Bericht vom 7.November
2012
Gedenken
inmitten der Stadt
"Aus dem
Herzen der Stadt Leimen
sind die
Mitbürger jüdischen Glaubens
damals
herausgerissen worden,
daher
sollte ihrer auch heute
in der
Mitte Leimens
öffentlich
gedacht werden können!"
Am 9.November 1938 brannten in ganz Deutschland jüdische
Synagogen. Dieses Novemberpogrom gegen die Juden war lediglich der
vorläufige Höhepunkt des nationalsozialistischen
Antisemitismus. Bereits am 22. Oktober 1940 folgte die Deportation der
jüdischen Bevölkerung aus 137 Gemeinden Badens in das
südwestfranzösische Lager Gurs. Davon waren etwa 5600
Menschen betroffen, darunter auch vier Personen aus Leimen.
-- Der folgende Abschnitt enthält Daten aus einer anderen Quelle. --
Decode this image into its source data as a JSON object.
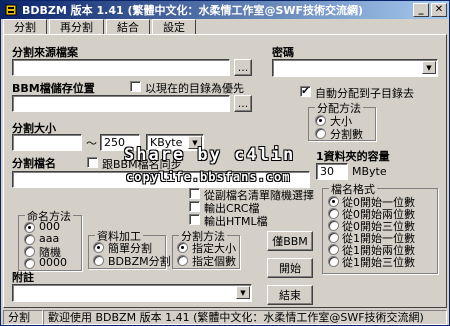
{
  "window": {
    "title": "BDBZM 版本 1.41 (繁體中文化：水柔情工作室@SWF技術交流網)"
  },
  "tabs": [
    "分割",
    "再分割",
    "結合",
    "設定"
  ],
  "source": {
    "label": "分割來源檔案",
    "value": "",
    "browse": "..."
  },
  "password": {
    "label": "密碼",
    "value": ""
  },
  "bbm_location": {
    "label": "BBM檔儲存位置",
    "same_dir_label": "以現在的目錄為優先",
    "value": "",
    "browse": "..."
  },
  "auto_subdir": {
    "label": "自動分配到子目錄去",
    "checked": "✔"
  },
  "split_size": {
    "label": "分割大小",
    "from": "",
    "tilde": "～",
    "to": "250",
    "unit": "KByte"
  },
  "distribution": {
    "title": "分配方法",
    "options": [
      "大小",
      "分割數"
    ],
    "selected": 0
  },
  "split_name": {
    "label": "分割檔名",
    "same_bbm_label": "跟BBM檔名同步",
    "value": ""
  },
  "folder_capacity": {
    "label": "1資料夾的容量",
    "value": "30",
    "unit": "MByte"
  },
  "options": {
    "random_select": "從副檔名清單隨機選擇",
    "output_crc": "輸出CRC檔",
    "output_html": "輸出HTML檔"
  },
  "naming": {
    "title": "命名方法",
    "options": [
      "000",
      "aaa",
      "隨機",
      "0000"
    ],
    "selected": 0
  },
  "data_process": {
    "title": "資料加工",
    "options": [
      "簡單分割",
      "BDBZM分割"
    ],
    "selected": 0
  },
  "split_method": {
    "title": "分割方法",
    "options": [
      "指定大小",
      "指定個數"
    ],
    "selected": 0
  },
  "name_format": {
    "title": "檔名格式",
    "options": [
      "從0開始一位數",
      "從0開始兩位數",
      "從0開始三位數",
      "從1開始一位數",
      "從1開始兩位數",
      "從1開始三位數"
    ],
    "selected": 0
  },
  "buttons": {
    "make_bbm": "僅BBM",
    "start": "開始",
    "close": "結束"
  },
  "note": {
    "label": "附註",
    "value": ""
  },
  "status": {
    "mode": "分割",
    "message": "歡迎使用 BDBZM 版本 1.41 (繁體中文化：水柔情工作室@SWF技術交流網)"
  },
  "watermark": {
    "line1": "Share by c4lin",
    "line2": "copylife.bbsfans.com"
  }
}
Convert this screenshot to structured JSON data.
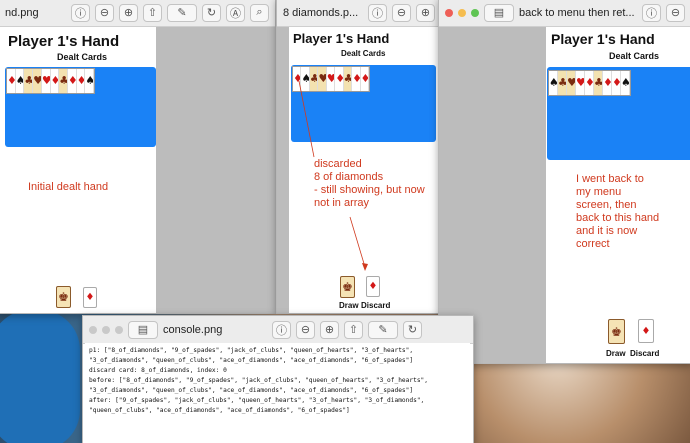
{
  "windows": {
    "left": {
      "title": "nd.png",
      "hand_title": "Player 1's Hand",
      "subtitle": "Dealt Cards",
      "annotation": "Initial dealt hand"
    },
    "middle": {
      "title": "8 diamonds.p...",
      "hand_title": "Player 1's Hand",
      "subtitle": "Dealt Cards",
      "annotation": [
        "discarded",
        "8 of diamonds",
        "- still showing, but now",
        "not in array"
      ],
      "draw_label": "Draw",
      "discard_label": "Discard"
    },
    "right": {
      "title": "back to menu then ret...",
      "hand_title": "Player 1's Hand",
      "subtitle": "Dealt Cards",
      "annotation": [
        "I went back to",
        "my menu",
        "screen, then",
        "back to this hand",
        "and it is now",
        "correct"
      ],
      "draw_label": "Draw",
      "discard_label": "Discard"
    },
    "console": {
      "title": "console.png",
      "lines": [
        "p1: [\"8_of_diamonds\", \"9_of_spades\", \"jack_of_clubs\", \"queen_of_hearts\", \"3_of_hearts\",",
        "    \"3_of_diamonds\", \"queen_of_clubs\", \"ace_of_diamonds\", \"ace_of_diamonds\", \"6_of_spades\"]",
        "discard card: 8_of_diamonds, index: 0",
        "before: [\"8_of_diamonds\", \"9_of_spades\", \"jack_of_clubs\", \"queen_of_hearts\", \"3_of_hearts\",",
        "    \"3_of_diamonds\", \"queen_of_clubs\", \"ace_of_diamonds\", \"ace_of_diamonds\", \"6_of_spades\"]",
        "after: [\"9_of_spades\", \"jack_of_clubs\", \"queen_of_hearts\", \"3_of_hearts\", \"3_of_diamonds\",",
        "    \"queen_of_clubs\", \"ace_of_diamonds\", \"ace_of_diamonds\", \"6_of_spades\"]"
      ]
    }
  },
  "icons": {
    "traffic_close": "#ee5f57",
    "traffic_min": "#f5bd4f",
    "traffic_max": "#5fc453",
    "blue_area": "#1a82f6",
    "annotation_color": "#d03a1f"
  }
}
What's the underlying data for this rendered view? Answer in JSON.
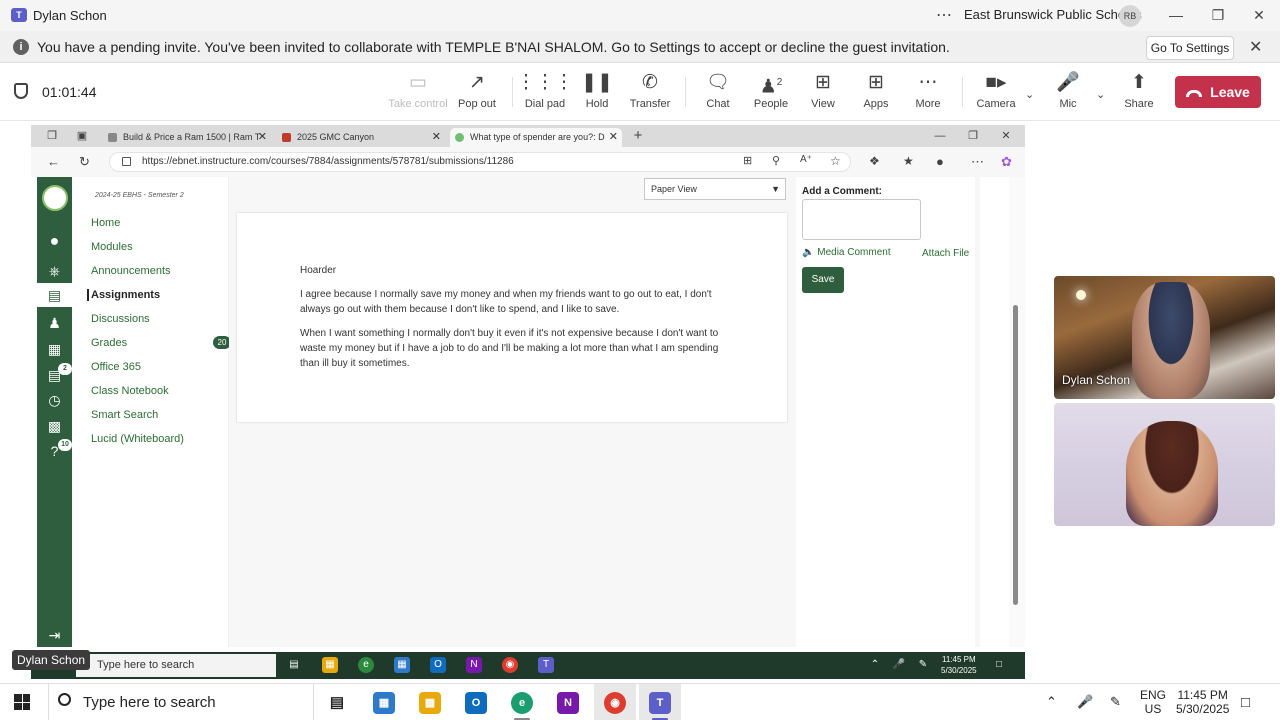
{
  "titlebar": {
    "app_name": "Dylan Schon",
    "more": "⋯",
    "organization": "East Brunswick Public Schools",
    "avatar_initials": "RB"
  },
  "banner": {
    "message": "You have a pending invite. You've been invited to collaborate with TEMPLE B'NAI SHALOM. Go to Settings to accept or decline the guest invitation.",
    "button_label": "Go To Settings"
  },
  "meeting": {
    "timer": "01:01:44",
    "toolbar": {
      "take_control": "Take control",
      "pop_out": "Pop out",
      "dial_pad": "Dial pad",
      "hold": "Hold",
      "transfer": "Transfer",
      "chat": "Chat",
      "people": "People",
      "people_count": "2",
      "view": "View",
      "apps": "Apps",
      "more": "More",
      "camera": "Camera",
      "mic": "Mic",
      "share": "Share",
      "leave": "Leave"
    }
  },
  "browser": {
    "tabs": [
      {
        "title": "Build & Price a Ram 1500 | Ram T"
      },
      {
        "title": "2025 GMC Canyon"
      },
      {
        "title": "What type of spender are you?: D"
      }
    ],
    "new_tab": "+",
    "url": "https://ebnet.instructure.com/courses/7884/assignments/578781/submissions/11286"
  },
  "canvas": {
    "term": "2024-25 EBHS - Semester 2",
    "course_nav": [
      {
        "label": "Home"
      },
      {
        "label": "Modules"
      },
      {
        "label": "Announcements"
      },
      {
        "label": "Assignments"
      },
      {
        "label": "Discussions"
      },
      {
        "label": "Grades"
      },
      {
        "label": "Office 365"
      },
      {
        "label": "Class Notebook"
      },
      {
        "label": "Smart Search"
      },
      {
        "label": "Lucid (Whiteboard)"
      }
    ],
    "grades_badge": "20",
    "inbox_badge": "2",
    "help_badge": "10",
    "view_select": "Paper View",
    "document": {
      "title": "Hoarder",
      "paragraphs": [
        "I agree because I normally save my money and when my friends want to go out to eat, I don't always go out with them because I don't like to spend, and I like to save.",
        "When I want something I normally don't buy it even if it's not expensive because I don't want to waste my money but if I have a job to do and I'll be making a lot more than what I am spending than ill buy it sometimes."
      ]
    },
    "comment": {
      "label": "Add a Comment:",
      "media_comment": "Media Comment",
      "attach_file": "Attach File",
      "save": "Save"
    }
  },
  "shared_taskbar": {
    "search_placeholder": "Type here to search",
    "time": "11:45 PM",
    "date": "5/30/2025"
  },
  "presenter_tag": "Dylan Schon",
  "video_tiles": [
    {
      "name": "Dylan Schon"
    }
  ],
  "taskbar": {
    "search_placeholder": "Type here to search",
    "language": "ENG",
    "region": "US",
    "time": "11:45 PM",
    "date": "5/30/2025"
  },
  "colors": {
    "teams_accent": "#5b5fc7",
    "leave_red": "#c4314b",
    "canvas_green": "#2e5e3e",
    "link_green": "#2c6e33"
  }
}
Auch in
Leimen ließ man den Juden Hugo und Karolina Mayer, sowie
Karoline
und Selma Bierig nur wenig Zeit, ehe sie aus ihrem Haus in der
Rohrbacherstraße verschleppt wurden. Dies dokumentiert ein
Brief
von Karolina Mayer aus dem Lager Gurs an ihre Kinder in Amerika, in dem
es an zentraler Stelle heißt: „…sind
… seit
Freitag nach 3 tägiger Fahrt hier .... Bitte Euch um Dauerware
Lebensmittel. Es ging alles ganz rasch. Hoffe Euch alle gesund und
macht Euch keine Sorgen. Viele herzliche Grüße
Mutter.
Grüße von Vater und Sichers, Zivis und vielen
Bekannten.“
Im Rahmen des ökumenischen Jugendprojektes Mahnmal haben drei
Jugendliche aus Leimen zwei identische Gedenksteine angefertigt, um an
die Leimener Opfer des Holocaust zu erinnern. Ein Stein wurde am
70.Jahrestag der Deportation auf der zentralen Gedenkstätte in
Neckarzimmern eingeweiht. In der Zeitschrift „Pro“
(3/2011,
Seite 46) der Evangelischen Jugend Baden findet sich dazu folgender
kleine Bericht:
Gemäß den Vorgaben des landesweiten Jugendprojektes
der
evangelischen Landeskirche Baden und der Erzdiözese Freiburg
soll
der zweite Stein vor Ort seinen angemessenen Platz finden. Seit dem
Frühjahr 2012 ist nun der zweite Gedenkstein „so gut
wie“ fertig und die Suche nach einem geeigneten Standort in
Leimen konnte beginnen.
Die Mitglieder des Mahnmal-Projektes entschlossen sich diesen Schritt
nicht alleine zu gehen und baten im März 2012 auf der Sitzung
des
ökumenischen Arbeitskreises um Mithilfe. Daraufhin wurde in
den
Leitungsgremien der Kirchengemeinden in Leimen und St.Ilgen
über
den möglichen zukünftigen Standort dieses
Gedenksteines
beraten. Am Ende dieser Beratungen konnte ein sehr einheitliches
Ergebnis feststellt werden. Alle drei Kirchengemeinden, die
evangelische Kirchengemeinde Leimen und St.Ilgen und die katholischen
Kirchengemeinde Leimen, haben sich in ihren Sitzungen durch Beschluss
dafür ausgesprochen, dass der Gedenkstein auf dem Leimener
Rathausplatz aufgestellt werden sollte, und zwar etwa auf dem Areal,
auf dem früher die jüdische Synagoge stand. Dass der
Gedenkstein seinen Platz auf dem Leimener Rathausplatz finden sollte,
dafür sprechen fünf Kriterien:
1.
Zentrale Öffentlichkeit:
Die Deportation der Leimener Juden fand damals vor allen Augen statt,
deshalb muss ein Gedenkstein seinen Platz an einem zentralen Ort des
öffentlichen Lebens in Leimen finden, so dass der Stein als
unbequeme, störende Erinnerung und Mahnung im
alltäglichen
Leben der Leimener Bürger wirken kann.
2.
Politischer Rahmen:
Die Deportation der Leimener Juden war Ausdruck von Rassenwahn und
Fremdenhass der nationalsozialistischen Machthaber. Ihre politischen
Repräsentanten hatten auch in Leimen das Sagen. Die heutigen
politischen Mandatsträger tragen daher eine besondere
Verantwortung im Kampf gegen Intoleranz, Ausgrenzung und Fremdenhass.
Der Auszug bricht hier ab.